The movement within the DPK to reform or abolish the comprehensive real estate holding tax is noteworthy. Introduced by the Roh Moo-hyun administration in 2005, the tax is a “political tax” unique to South Korea among major global economies. It is double taxation, following property tax, and has a punitive nature with a top rate of 5%. As many experts have pointed out, it is necessary to consider abolishing the comprehensive real estate holding tax and unifying the holding tax with the local property tax.

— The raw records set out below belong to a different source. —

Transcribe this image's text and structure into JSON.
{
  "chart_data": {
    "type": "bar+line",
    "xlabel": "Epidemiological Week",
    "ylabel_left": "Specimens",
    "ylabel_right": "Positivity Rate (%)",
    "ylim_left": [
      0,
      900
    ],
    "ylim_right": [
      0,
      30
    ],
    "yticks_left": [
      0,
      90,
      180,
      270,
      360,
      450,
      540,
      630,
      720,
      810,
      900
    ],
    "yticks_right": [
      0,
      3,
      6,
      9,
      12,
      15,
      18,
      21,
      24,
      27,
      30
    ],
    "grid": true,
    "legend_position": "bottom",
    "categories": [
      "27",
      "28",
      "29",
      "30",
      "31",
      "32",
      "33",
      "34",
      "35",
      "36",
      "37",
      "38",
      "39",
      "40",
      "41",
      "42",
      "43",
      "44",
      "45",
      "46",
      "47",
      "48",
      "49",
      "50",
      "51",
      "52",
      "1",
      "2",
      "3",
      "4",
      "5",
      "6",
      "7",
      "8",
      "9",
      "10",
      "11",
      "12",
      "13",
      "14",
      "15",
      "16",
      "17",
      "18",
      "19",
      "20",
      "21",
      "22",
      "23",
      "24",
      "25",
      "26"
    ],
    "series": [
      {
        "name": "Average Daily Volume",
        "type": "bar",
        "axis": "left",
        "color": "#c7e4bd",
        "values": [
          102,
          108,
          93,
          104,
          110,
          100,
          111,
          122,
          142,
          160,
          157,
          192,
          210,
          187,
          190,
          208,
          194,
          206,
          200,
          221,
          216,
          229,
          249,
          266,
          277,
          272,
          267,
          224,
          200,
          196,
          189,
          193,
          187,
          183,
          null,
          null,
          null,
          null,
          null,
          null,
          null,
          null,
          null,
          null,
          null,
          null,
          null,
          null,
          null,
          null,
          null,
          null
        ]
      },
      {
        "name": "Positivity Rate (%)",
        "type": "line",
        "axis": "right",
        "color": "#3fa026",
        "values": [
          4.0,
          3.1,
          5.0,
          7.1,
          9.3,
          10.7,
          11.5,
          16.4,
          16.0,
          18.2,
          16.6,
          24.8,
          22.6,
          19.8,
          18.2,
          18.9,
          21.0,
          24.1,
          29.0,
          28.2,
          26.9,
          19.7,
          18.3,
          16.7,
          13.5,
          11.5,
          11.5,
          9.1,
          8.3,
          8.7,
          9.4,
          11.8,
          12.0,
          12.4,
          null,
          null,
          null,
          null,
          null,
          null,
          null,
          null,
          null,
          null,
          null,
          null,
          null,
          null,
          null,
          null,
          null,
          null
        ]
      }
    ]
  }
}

If the DPK intends to reform the comprehensive real estate holding tax, it should also work with the government’s corporate value-up program to discuss measures to overhaul other tax systems, such as the world’s highest inheritance tax and dividend income tax, which contribute to the Korea discount. There is reportedly a growing consensus within the DPK on the need to ease inheritance taxes. It is also urgent to address the financial investment income tax, which concerns 14 million stock investors.
When the 22nd National Assembly opens, a bipartisan task force on livelihood measures should be established to discuss alternatives to the “250,000 won per person” proposal, and a special committee on tax reform should be formed to seek solutions for issues such as the comprehensive real estate holding tax, inheritance tax, dividend income tax, and financial investment income tax. The pension reform, semiconductor support law, radioactive waste site law, and low birth rate law, which were abandoned by the 21st National Assembly, should also be reconsidered immediately.